The Diversity Committee met today in front of packed house during the REALTORS® Legislative Meetings & Trade Expo in Washington, D.C. This is always a very popular committee, especially in light of the National Association of REALTORS®' commemoration of the 50th anniversary of the Fair Housing Act. The committee members had a few phone conferences leading up to the meeting, and we worked hard to come together and accomplish goals in an efficient manner.
Here's a recap of five of the biggest issues the committee discussed:
1. The Equality Act
- HR 5 is expected to pass Friday, which would prohibit discrimination on the basis of sex, gender identity, and sexual orientation. It amends the Civil Rights and Fair Housing Acts.
- The timing was intentional so that we can get this passed before Pride Month in June.
- At NAR, support for the expansions included in the Equality Act passed our delegate body in overwhelming support—93 percent in 2009.
- As REALTORS®, we are bi-partisan on this issue, and equal opportunity is a no-brainer.
- This is the message we need to give as members every day. We are committed to fair and equal treatment under the law.
The commentary from the White House and from members of the House and Senate opposed to the bill is not housing related. NAR does not have a position on women’s sports, transgender bathrooms, etc. But we DO have an opinion on housing. As members of NAR lobbying the capital, we need to show that there is bi-partisan support of the measure to the Senate body. We think it will be a three-year process to become law, but it’s important to Fair Housing to keep the message going. And, we are hoping that policy won’t take a backseat to politics.
I also want to commend this committee on how well we raised this issue last year to Congress. We will work hard to get this done.
2. Disparate Impact
- Disparate impact is unintentional discrimination. When a person or policy doesn’t intend to discriminate but has a discriminatory effect.

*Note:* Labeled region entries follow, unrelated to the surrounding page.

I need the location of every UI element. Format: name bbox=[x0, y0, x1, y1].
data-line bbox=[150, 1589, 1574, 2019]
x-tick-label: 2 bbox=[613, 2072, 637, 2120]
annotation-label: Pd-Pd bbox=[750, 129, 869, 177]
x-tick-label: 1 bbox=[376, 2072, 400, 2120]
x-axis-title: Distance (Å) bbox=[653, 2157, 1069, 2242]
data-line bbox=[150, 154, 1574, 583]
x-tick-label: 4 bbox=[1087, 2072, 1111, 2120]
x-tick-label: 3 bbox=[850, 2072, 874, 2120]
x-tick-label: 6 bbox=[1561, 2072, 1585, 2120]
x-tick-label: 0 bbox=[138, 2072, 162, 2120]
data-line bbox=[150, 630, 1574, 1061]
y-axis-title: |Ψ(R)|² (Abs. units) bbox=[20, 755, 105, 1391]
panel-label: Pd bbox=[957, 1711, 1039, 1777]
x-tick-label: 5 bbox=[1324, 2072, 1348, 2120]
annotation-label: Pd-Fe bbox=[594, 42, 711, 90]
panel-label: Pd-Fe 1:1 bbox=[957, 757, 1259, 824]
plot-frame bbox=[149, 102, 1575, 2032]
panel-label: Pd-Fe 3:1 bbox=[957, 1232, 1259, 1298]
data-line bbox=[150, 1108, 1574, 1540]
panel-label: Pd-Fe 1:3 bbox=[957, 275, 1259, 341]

- Disparate impact can be proven with statistics.
- When people are discriminated against, harm is done to the industry.
- For example, a 20 percent down payment is not discriminatory on its face, but it has a potential broader impact on some protected classes, which potentially violates the Fair Housing Act. Is there another way to figure out if someone is capable of paying back a mortgage loan without using the 20 percent down payment?
- NAR sent a letter to HUD respond to their request for our comments. Read NAR's policy here.
3. Assistance Animals
- HUD has stated that they will provide guidance on assistance animals in house.
- The guidance is finished and is in the hands of the Office of Management and Budget (OMB).
- OMB says there was too much guidance given overall, so we at NAR are just waiting for a resolution.
- Notably, now the Justice Department and other federal departments are planning to issue opinions since it has to do with Fair Housing as well.
4. Congressional House Testimony on African American Homeownership Rates
- JoAnne Poole, an active real estate professional for 33 years and vice chair of the Multicultural Real Estate Leadership Advisory Group, talked about her congressional visit and testimony on how the African-Homeownership rate of 41 percent is the same level as it was when Fair Housing was first enacted.
- Jeffrey Hicks, president of the National Association of Real Estate Brokers, also testified in front of Congress; his testimony is provided online.
5. Facebook and HUD
- HUD charged Facebook with violations of the Fair Housing Act.
- As a result, Facebook removed its option for targeting by ZIP Codes (along with protected classes) for housing-related advertising.
- During today’s committee meeting, we had a lengthy discussion on targeted marketing and use of ZIP Codes in social media advertising, which many find to be important for their business.